Neuromodulatory and metaplastic regulation of long-term synaptic plasticity in the primary visual cortex of adult rats.

Abstract

Synaptic plasticity in the neocortex of mammals is influenced by various neuromodulators and metaplasticity mechanisms. These regulatory processes allow synaptic networks to operate and adjust to various behavioral states and the constantly changing inputs from the sensory environment. The neurochemical milieu created by neuromodulators is an important regulator of synaptic plasticity at the time of induction, while metaplastic-processes regulate neuronal networks based on their history of activity. This thesis investigated the effects of the neurochemical milieu and past experiences (learning) on long-term potentiation (LTP) of synapses in vivo in the primary visual cortex (V1) of adult rats. Initial experiments revealed that the application of the neuromodulator serotonin (5-HT) in V1 was ineffective at altering LTP. However, LTP was facilitated in the presence of a 5-HT1A-receptor antagonist. Interestingly, in juvenile rats, the same antagonist exerted the opposite effect (i.e., inhibited LTP), indicating an age-specific role of 5-HT1A receptors in the gating of V1 synaptic plasticity.
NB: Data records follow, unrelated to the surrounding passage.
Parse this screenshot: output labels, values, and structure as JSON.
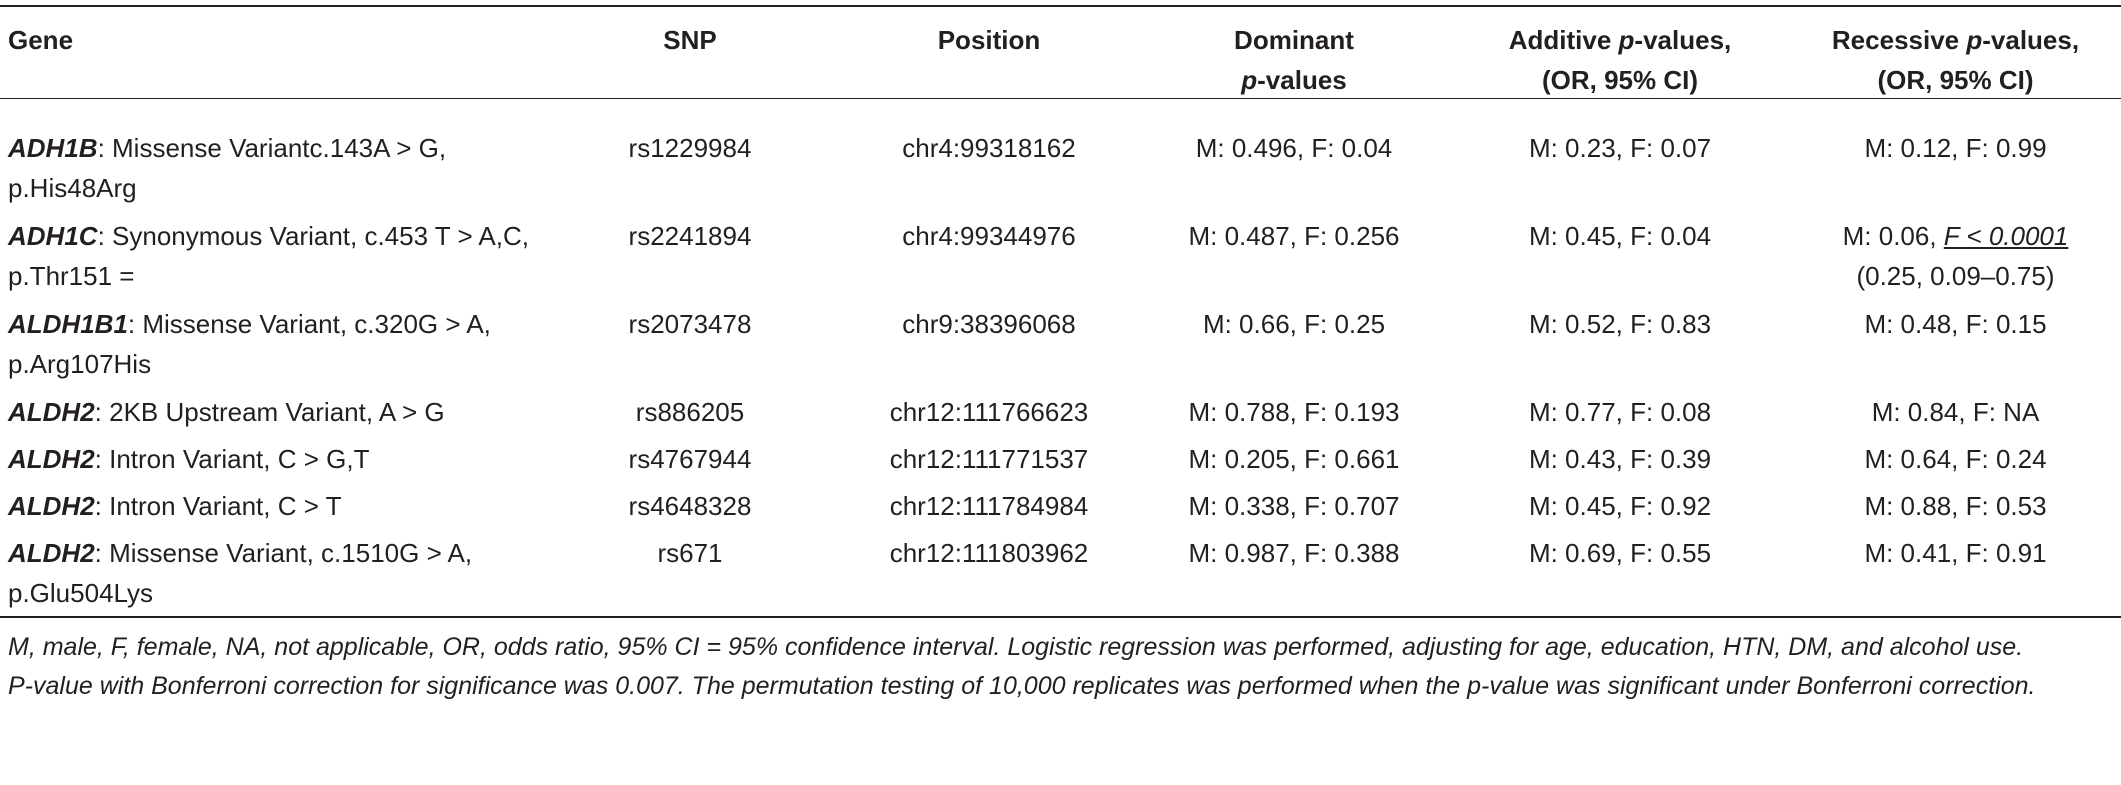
{
  "table": {
    "headers": {
      "gene": "Gene",
      "snp": "SNP",
      "position": "Position",
      "dominant_l1": "Dominant",
      "dominant_l2_italic": "p",
      "dominant_l2_rest": "-values",
      "additive_pre": "Additive ",
      "additive_italic": "p",
      "additive_post": "-values,",
      "additive_l2": "(OR, 95% CI)",
      "recessive_pre": "Recessive ",
      "recessive_italic": "p",
      "recessive_post": "-values,",
      "recessive_l2": "(OR, 95% CI)"
    },
    "rows": [
      {
        "gene": "ADH1B",
        "desc": ": Missense Variantc.143A > G, p.His48Arg",
        "snp": "rs1229984",
        "position": "chr4:99318162",
        "dominant": "M: 0.496, F: 0.04",
        "additive": "M: 0.23, F: 0.07",
        "recessive": "M: 0.12, F: 0.99"
      },
      {
        "gene": "ADH1C",
        "desc": ": Synonymous Variant, c.453 T > A,C, p.Thr151 =",
        "snp": "rs2241894",
        "position": "chr4:99344976",
        "dominant": "M: 0.487, F: 0.256",
        "additive": "M: 0.45, F: 0.04",
        "recessive_pre": "M: 0.06, ",
        "recessive_sig": "F < 0.0001",
        "recessive_ci": "(0.25, 0.09–0.75)"
      },
      {
        "gene": "ALDH1B1",
        "desc": ": Missense Variant, c.320G > A, p.Arg107His",
        "snp": "rs2073478",
        "position": "chr9:38396068",
        "dominant": "M: 0.66, F: 0.25",
        "additive": "M: 0.52, F: 0.83",
        "recessive": "M: 0.48, F: 0.15"
      },
      {
        "gene": "ALDH2",
        "desc": ": 2KB Upstream Variant, A > G",
        "snp": "rs886205",
        "position": "chr12:111766623",
        "dominant": "M: 0.788, F: 0.193",
        "additive": "M: 0.77, F: 0.08",
        "recessive": "M: 0.84, F: NA"
      },
      {
        "gene": "ALDH2",
        "desc": ": Intron Variant, C > G,T",
        "snp": "rs4767944",
        "position": "chr12:111771537",
        "dominant": "M: 0.205, F: 0.661",
        "additive": "M: 0.43, F: 0.39",
        "recessive": "M: 0.64, F: 0.24"
      },
      {
        "gene": "ALDH2",
        "desc": ": Intron Variant, C > T",
        "snp": "rs4648328",
        "position": "chr12:111784984",
        "dominant": "M: 0.338, F: 0.707",
        "additive": "M: 0.45, F: 0.92",
        "recessive": "M: 0.88, F: 0.53"
      },
      {
        "gene": "ALDH2",
        "desc": ": Missense Variant, c.1510G > A, p.Glu504Lys",
        "snp": "rs671",
        "position": "chr12:111803962",
        "dominant": "M: 0.987, F: 0.388",
        "additive": "M: 0.69, F: 0.55",
        "recessive": "M: 0.41, F: 0.91"
      }
    ]
  },
  "footnotes": [
    "M, male, F, female, NA, not applicable, OR, odds ratio, 95% CI = 95% confidence interval. Logistic regression was performed, adjusting for age, education, HTN, DM, and alcohol use.",
    "P-value with Bonferroni correction for significance was 0.007. The permutation testing of 10,000 replicates was performed when the p-value was significant under Bonferroni correction."
  ]
}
Next we examined the role of visual experience (visual discrimination training) on LTP in the adult V1. Rats trained to discriminate visual cues in a Y-shaped water maze apparatus subsequently exhibited enhanced LTP compared to naive or control (visually untrained) rats. The facilitation of LTP in visually trained rats was reversed by an antagonist of GluN2B subunits of the N-methyl-D-aspartate receptor (NMDAR) in V1. Consequently, we examined potential changes in NMDAR functioning in rats trained in the visual discrimination task. Patch clamp recordings of principal neurons in V1 revealed that behavioral training enhanced GluN2B-mediated NMDAR conductance. Finally, we examined the behavioral consequences of blocking GluN2B receptors during visual discrimination training, using a sequential task that involved two distinct rounds of training (involving different sets of visual cues). Results of these experiments showed that systemic GluN2B antagonism during the second round of visual training impaired task acquisition relative to controls. Together, the experiments in this thesis highlight the importance of neuromodulation and metaplasticity in V1 for the gating of LTP, one of the principal mechanisms of learning and memory storage in the cortex of mammalian species.